TESTEMUNHOS - Moscou

O combustível da vida

por Fabrizio Rossi

Os responsáveis pelas comunidades do Movimento na Rússia, na Lituânia, na Bielorrússia, no Cazaquistão e na Ucrânia se encontram para aprofundar o trabalho de Escola de Comunidade. E para se ajudar a não censurar a ferida de sua humanidade. Porque, “sem essa pergunta, o carro não anda”

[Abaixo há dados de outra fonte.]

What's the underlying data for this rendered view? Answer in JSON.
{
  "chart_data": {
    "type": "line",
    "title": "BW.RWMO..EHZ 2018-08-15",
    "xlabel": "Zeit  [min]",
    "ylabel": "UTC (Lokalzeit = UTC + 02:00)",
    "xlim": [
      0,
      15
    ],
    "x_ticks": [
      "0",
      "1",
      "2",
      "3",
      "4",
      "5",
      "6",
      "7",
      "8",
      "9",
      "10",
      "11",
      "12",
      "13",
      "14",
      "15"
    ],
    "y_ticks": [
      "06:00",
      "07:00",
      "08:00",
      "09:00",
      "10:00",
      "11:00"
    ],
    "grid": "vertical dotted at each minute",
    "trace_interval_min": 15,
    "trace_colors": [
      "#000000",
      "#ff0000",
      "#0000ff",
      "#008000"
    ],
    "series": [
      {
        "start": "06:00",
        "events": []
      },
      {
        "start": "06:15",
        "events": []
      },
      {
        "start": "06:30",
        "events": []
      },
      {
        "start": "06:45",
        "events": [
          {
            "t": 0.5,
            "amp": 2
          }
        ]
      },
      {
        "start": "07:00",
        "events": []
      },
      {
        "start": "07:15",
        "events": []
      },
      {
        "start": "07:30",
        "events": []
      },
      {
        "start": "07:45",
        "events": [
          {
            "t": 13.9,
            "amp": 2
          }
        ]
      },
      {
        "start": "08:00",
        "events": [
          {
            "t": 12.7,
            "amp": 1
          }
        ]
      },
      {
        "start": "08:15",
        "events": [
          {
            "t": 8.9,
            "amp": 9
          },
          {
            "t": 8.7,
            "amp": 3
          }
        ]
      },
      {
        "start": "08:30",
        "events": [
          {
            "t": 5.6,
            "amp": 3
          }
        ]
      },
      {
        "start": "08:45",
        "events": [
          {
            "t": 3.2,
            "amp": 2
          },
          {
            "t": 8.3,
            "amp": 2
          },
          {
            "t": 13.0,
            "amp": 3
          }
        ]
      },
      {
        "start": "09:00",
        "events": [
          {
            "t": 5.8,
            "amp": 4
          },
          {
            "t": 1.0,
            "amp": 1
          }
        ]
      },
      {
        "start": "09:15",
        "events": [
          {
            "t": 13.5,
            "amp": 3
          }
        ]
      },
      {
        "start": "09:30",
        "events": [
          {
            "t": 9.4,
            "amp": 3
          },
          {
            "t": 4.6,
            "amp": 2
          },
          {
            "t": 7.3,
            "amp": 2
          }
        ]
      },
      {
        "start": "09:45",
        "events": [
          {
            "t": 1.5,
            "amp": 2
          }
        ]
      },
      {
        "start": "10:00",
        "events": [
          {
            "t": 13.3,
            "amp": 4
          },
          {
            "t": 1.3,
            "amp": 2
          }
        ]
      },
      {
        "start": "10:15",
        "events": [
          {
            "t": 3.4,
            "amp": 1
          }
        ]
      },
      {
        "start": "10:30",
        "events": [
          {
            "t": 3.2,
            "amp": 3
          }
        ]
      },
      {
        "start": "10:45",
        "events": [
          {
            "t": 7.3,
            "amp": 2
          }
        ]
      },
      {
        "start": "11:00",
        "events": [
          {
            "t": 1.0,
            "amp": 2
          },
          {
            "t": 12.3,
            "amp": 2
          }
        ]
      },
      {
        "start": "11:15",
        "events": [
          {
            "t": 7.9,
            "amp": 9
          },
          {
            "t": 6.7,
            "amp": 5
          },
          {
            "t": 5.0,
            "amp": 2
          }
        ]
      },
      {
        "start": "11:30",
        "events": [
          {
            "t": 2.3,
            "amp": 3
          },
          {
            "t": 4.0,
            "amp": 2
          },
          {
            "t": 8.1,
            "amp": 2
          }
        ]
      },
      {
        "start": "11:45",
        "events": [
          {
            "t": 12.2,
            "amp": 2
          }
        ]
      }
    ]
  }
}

Desta vez, estavam em 63 pessoas, vindas de todos os cantos da Rússia além da Lituânia, Cazaquistão, Ucrânia e Bielorrússia. Chegaram para participar, nos dias 6 e 7 de março, da Diaconia dos Responsáveis de CL dos países da ex-União Soviética. Um final de semana juntos, hospedados em um dos institutos nascidos do carisma de São Giovanni Calabria, no campo cheio de neve a vinte quilômetros de Moscou.
Uma programação densa: sábado, duas assembleias com padre Stefano Alberto (padre Pino), que chegara de Milão alguns dias antes, e Dom Paolo Pezzi, que em Moscou, dirige a arquidiocese católica. Depois, o encontro com jovens do grupo de universitários de CL e à noite, um espetáculo baseado nos Contos Mínimos, de Aleksandr Solzenicyn, seguido de um debate com os atores. Domingo de manhã, a missa (ou a divina liturgia, porque entre os presentes também estavam vários ortodoxos, incluindo um sacerdote), seguida da palestra de padre Pino e dos avisos. E, depois, a volta para casa que, para muitos, significou inclusive uma noite no trem. Na abertura dos trabalhos o mesmo tema da Assembleia de Responsáveis da Itália, realizada em Riva del Guarda (no site de CL): “O que suscitou em nossa vida cotidiana o percurso da Escola de Comunidade?”. E, através das colocações, o que emergiu foi exatamente a sintonia com os amigos italianos: “É uma das coisas que mais me tocou: a milhares de quilômetros de distância, um passo comum”, diz padre Pino.
Toma como exemplo aquilo que Tajna contou na longa Assembleia (doze colocações) de sábado de manhã. Começou a dar aulas há um ano em uma escola na periferia de Moscou. Para entrar na escola, precisa subir todas as manhãs alguns degraus: “Não posso deixar de pensar nos degraus do Liceu Berchet que Dom Giussani subia. Agora, aqueles são os degraus que, no encontro com o Movimento, me levam a Cristo. Porque, se me apoiasse sobre minhas forças, apenas esperaria o final do meu horário. Mas, ao contrário, é diferente entrar na escola me apoiando em Cristo”. E aquele pedaço de realidade, pouco a pouco, muda: “Até alguns meses atrás, meus alunos eram vigiados pelos guardas. Agora competem para sentar nas primeiras carteiras e me enchem de perguntas”. Chegando a lhe perguntar, depois de uma aula, algo que lembrava a provocação de Dostoievski, desmontando-a: “Como pode um homem, dotado de razão, não chegar a Cristo?”. Então, conversamos sobre a fé. Não conseguem entender como seria possível não acreditar, diante de tantos sinais e testemunhos. E pensar que não sabiam nada de Cristo...”. “Bastou que eles se tornassem homens, para reconhecê-Lo”, responde padre Pino.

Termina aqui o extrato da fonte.